- João Fonseca, de 19 anos, encara o número três do mundo, Alexander Zverev, nesta sexta-feira, no Masters 1000 de Monte Carlo.
- O brasileiro já enfrentou os dois melhores do ranking em duelos anteriores nesta temporada, ambos em quadras rápidas: perdeu para Jannik Sinner em Indian Wells e caiu diante de Carlos Alcaraz em Monte Carlo.
- O estilo agressivo de Zverev, com backhand como arma principal, é visto como favorável a Fonseca na superfície rápida, segundo a análise da matéria.
- Nesta quinta-feira, Fonseca dominou Matteo Berrettini nas oitavas de Monte Carlo, vencendo com saque decisivo e registrando alta eficiência no primeiro saque (cerca de 90% dos pontos).
- Independentemente do resultado, o desempenho em Monte Carlo representa uma marca histórica para o Brasil, aproximando-se de feito atingido por Guga Kuerten nas quartas de final do torneio em 1999 e 2001.
Neste sexta-feira, João Fonseca, brasileiro de 19 anos, encara Alexander Zverev, hoje número 3 do ranking, em Monte Carlo, pelo Masters 1000. O duelo coloca o jovem talento frente a um dos favoritos do torneio, em quadra rápida. O confronto traz a expectativa de um golpe decisivo para a trajetória do brasileiro.

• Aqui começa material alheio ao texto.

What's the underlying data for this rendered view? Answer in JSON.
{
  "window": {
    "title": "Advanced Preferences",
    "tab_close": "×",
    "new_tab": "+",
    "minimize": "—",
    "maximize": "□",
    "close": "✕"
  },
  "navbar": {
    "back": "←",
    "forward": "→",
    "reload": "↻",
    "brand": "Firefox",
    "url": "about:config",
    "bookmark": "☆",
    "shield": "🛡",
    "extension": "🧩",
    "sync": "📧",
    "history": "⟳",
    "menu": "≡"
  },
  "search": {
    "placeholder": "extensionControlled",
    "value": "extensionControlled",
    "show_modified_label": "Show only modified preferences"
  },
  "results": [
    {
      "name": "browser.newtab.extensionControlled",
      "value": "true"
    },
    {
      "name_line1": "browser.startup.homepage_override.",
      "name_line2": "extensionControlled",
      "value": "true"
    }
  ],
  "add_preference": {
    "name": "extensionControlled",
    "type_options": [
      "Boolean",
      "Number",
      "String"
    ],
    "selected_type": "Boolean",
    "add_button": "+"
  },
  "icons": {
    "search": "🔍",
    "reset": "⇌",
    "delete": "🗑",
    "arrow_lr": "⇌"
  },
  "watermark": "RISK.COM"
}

Fonseca chega bem preparado após mudanças positivas no jogo. O carioca teve de enfrentar adversários de alto nível nas duas primeiras etapas da temporada de saibro, incluindo derrotas apertadas para adversários de elite em quadras rápidas. O apoio do técnico Guilherme Teixeira é citado como parte fundamental para a evolução de SVG (só para referência, não usar siglas sem explicação).
No estilo, Zverev usa o saque pesado e o backhand como arma principal, atuando com agressividade na quadra rápida. A tendência é que a partida tenha pontos longos e o alemão tente impor ritmo desde o início. Para Fonseca, a variedade de golpes é a principal carta para buscar desequilibrar o oponente e explorando possíveis falhas no saque adversário.
Desempenho recente frente a adversários de elite
- O brasileiro venceu Berrettini na última quinta, dominando com alta efetividade no saque, registrando 90% de aproveitamento dos pontos com o primeiro saque. A vitória marca uma atuação expressiva de Fonseca em Monte Carlo.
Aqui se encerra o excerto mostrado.